R – “Astrosamantha” è un progetto cui sono molto legato ed è il secondo che mi vede occupato in questo periodo. È un film-documentario al quale lavoro da più di tre anni, seguendo per la prima volta in assoluto un astronauta, anzi “l’astronauta”, durante tutta la sua preparazione fino alla partenza e alla permanenza nello spazio. Ho stretto un accordo con l’ Agenzia Spaziale Italiana, l’Ente Spaziale Europeo, la Nasa, il centro russo Roscosmos e l’Aeronautica Militare Italiana. Nemmeno in America è mai stato realizzato un film che racconta a trecentosessanta gradi quel che ruota attorno ad un astronauta. Siamo riusciti a farci mandare immagini esclusive dallo spazio da Samantha Cristoforetti, unica donna ad essere rimasta in orbita per così tanto tempo e ad aver superato molti altri record. E, come voce narrante, abbiamo avuto la fortuna di avere la più bella del nostro cinema, quella di Giancarlo Giannini. “Astrosamantha” è stato presentato per il prossimo Festival di Venezia di settembre. È un progetto che mi ha impegnato tantissimo: basti pensare ai viaggi effettuati da Samantha, che continuava a spostarsi attraverso tre continenti (siamo stati anche nel suo paese natale, Malè in Val di Sole); o alla nostra permanenza – per realizzare un film-documentario a tratti in esclusiva mondiale – nell’ambito militare ed aerospaziale, ovvero in luoghi assai delicati e coperti da riservatezza. Pertanto, la nostra troupe è dovuta essere necessariamente ridotta: tre elementi, cioè due operatori ed io. Forse proprio per questo è stata un’avventura bellissima.

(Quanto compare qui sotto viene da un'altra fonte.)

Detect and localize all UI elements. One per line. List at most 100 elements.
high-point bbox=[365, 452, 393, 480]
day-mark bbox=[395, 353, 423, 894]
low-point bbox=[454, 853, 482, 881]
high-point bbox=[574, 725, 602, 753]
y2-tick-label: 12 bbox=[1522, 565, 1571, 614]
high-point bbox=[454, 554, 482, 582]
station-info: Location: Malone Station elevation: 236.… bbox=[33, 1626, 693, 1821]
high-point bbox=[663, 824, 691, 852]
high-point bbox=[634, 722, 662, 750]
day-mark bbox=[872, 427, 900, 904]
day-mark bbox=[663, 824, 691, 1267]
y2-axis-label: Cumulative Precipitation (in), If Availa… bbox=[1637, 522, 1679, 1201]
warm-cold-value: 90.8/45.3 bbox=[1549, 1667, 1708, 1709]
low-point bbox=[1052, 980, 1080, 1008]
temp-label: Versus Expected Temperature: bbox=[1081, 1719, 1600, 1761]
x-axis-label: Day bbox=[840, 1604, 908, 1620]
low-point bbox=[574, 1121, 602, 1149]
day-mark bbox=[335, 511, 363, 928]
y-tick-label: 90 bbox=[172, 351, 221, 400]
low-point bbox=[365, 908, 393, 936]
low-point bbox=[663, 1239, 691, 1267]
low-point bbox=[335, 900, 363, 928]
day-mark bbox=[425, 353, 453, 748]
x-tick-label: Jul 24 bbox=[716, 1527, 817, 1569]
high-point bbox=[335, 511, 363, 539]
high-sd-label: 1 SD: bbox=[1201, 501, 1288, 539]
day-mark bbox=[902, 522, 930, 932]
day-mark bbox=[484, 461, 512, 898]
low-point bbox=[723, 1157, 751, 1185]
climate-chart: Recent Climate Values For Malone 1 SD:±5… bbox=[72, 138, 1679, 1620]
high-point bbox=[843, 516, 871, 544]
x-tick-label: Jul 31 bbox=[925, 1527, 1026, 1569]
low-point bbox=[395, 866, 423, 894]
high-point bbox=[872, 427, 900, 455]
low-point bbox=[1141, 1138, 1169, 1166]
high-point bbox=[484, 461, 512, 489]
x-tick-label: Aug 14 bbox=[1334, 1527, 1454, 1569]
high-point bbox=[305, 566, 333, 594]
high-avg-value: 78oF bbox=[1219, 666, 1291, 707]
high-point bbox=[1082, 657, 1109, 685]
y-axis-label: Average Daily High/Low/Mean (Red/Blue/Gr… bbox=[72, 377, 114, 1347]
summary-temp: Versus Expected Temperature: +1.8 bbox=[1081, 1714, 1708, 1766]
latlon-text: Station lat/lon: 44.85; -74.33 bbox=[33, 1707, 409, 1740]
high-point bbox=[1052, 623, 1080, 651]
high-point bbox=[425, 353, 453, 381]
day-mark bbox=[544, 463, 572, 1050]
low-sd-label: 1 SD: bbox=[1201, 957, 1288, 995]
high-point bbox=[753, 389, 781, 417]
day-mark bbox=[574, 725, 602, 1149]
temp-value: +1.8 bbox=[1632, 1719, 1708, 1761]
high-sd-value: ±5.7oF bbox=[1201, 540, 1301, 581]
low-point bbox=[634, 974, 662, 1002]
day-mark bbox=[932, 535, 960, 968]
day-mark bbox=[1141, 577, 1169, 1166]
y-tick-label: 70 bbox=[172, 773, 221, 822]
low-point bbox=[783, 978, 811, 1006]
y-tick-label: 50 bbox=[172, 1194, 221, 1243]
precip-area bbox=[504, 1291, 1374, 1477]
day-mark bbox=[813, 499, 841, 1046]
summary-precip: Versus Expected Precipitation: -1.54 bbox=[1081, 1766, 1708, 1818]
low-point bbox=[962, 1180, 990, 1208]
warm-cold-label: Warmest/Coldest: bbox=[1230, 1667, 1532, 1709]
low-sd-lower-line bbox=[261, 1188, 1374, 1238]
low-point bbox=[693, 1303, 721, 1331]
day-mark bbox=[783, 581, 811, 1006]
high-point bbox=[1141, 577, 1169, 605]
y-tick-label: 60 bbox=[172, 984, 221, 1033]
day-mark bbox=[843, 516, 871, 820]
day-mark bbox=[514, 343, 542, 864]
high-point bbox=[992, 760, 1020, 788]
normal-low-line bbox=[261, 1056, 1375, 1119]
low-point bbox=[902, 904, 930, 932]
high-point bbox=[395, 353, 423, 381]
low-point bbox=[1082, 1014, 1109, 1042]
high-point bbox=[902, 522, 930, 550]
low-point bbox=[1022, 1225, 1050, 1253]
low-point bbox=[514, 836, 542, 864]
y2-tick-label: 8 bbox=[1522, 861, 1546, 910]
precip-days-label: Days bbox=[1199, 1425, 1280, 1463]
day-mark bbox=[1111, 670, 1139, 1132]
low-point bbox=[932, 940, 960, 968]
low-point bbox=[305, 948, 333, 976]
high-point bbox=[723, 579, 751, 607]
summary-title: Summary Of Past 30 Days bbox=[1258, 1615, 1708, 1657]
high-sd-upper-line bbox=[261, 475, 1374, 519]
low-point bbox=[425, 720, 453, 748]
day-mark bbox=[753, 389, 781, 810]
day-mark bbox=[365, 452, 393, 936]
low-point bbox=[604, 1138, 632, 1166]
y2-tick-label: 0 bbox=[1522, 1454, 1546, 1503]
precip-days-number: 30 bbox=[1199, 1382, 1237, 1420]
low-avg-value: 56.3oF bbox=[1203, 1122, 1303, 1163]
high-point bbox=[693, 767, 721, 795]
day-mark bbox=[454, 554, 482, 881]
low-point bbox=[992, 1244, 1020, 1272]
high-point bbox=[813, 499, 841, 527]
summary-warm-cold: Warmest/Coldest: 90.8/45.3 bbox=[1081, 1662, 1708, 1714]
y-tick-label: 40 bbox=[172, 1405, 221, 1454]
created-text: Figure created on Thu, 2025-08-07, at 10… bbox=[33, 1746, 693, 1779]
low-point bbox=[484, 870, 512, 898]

Caro Gianluca, ti ringrazio, sei stato davvero cortese.
– Grazie a te, Massimo. Spero di ricevere risposte positive dal Festival quanto prima, per invitarti a Venezia assieme a Samantha Cristoforetti e Giancarlo Giannini.

Massimo Nardin è Dottore di ricerca in Scienze della comunicazione e organizzazioni complesse, docente universitario presso l'Università LUMSA di Roma e l'Università degli Studi Roma Tre, diplomato in Fotografia allo IED Istituto Europeo di Design di Roma, giornalista pubblicista, critico cinematografico, sceneggiatore e regista. È redattore capo della sezione Cinema della rivista on-line “Il profumo della dolce vita” e membro del comitato di redazione di “Cabiria. Studi di cinema - Ciemme nuova serie”, quadrimestrale del Cinit Cineforum Italiano edito da Il Geko Edizioni (Avegno, GE). È membro della Giuria di “Sorriso diverso”, premio di critica sociale della Mostra del Cinema di Venezia, e del Festival internazionale del film corto “Tulipani di seta nera”. Oltre a numerosi saggi e articoli sul cinema e le nuove tecnologie, ha pubblicato finora tre libri: “Evocare l'inatteso. Lo sguardo trasfigurante nel cinema di Andrej Tarkovskij” (ANCCI, Roma 2002 - Menzione speciale al “Premio Diego Fabbri 2003”), “Il cinema e le Muse. Dalla scrittura al digitale” (Aracne, Roma 2006) e “Il giuda digitale. Il cinema del futuro dalle ceneri del passato” (Carocci, Roma 2008). Ha scritto e diretto diversi cortometraggi ed è autore di due progetti originali per lungometraggio di finzione: “Transilvaniaburg” e “La bambina di Chernobyl”, quest'ultimo scritto assieme a Luca Caprara. “Transilvaniaburg” ha vinto il “Premio internazionale di sceneggiatura Salvatore Quasimodo” (2007) e nel 2010 è stato ammesso dal Ministero per i Beni e le Attività Culturali al contributo per lo sviluppo di progetti di lungometraggio tratti da sceneggiature originali; nell'autunno 2020, il MiBACT ha ammesso “La bambina di Chernobyl” al contributo per la scrittura di opere cinematografiche di lungometraggio.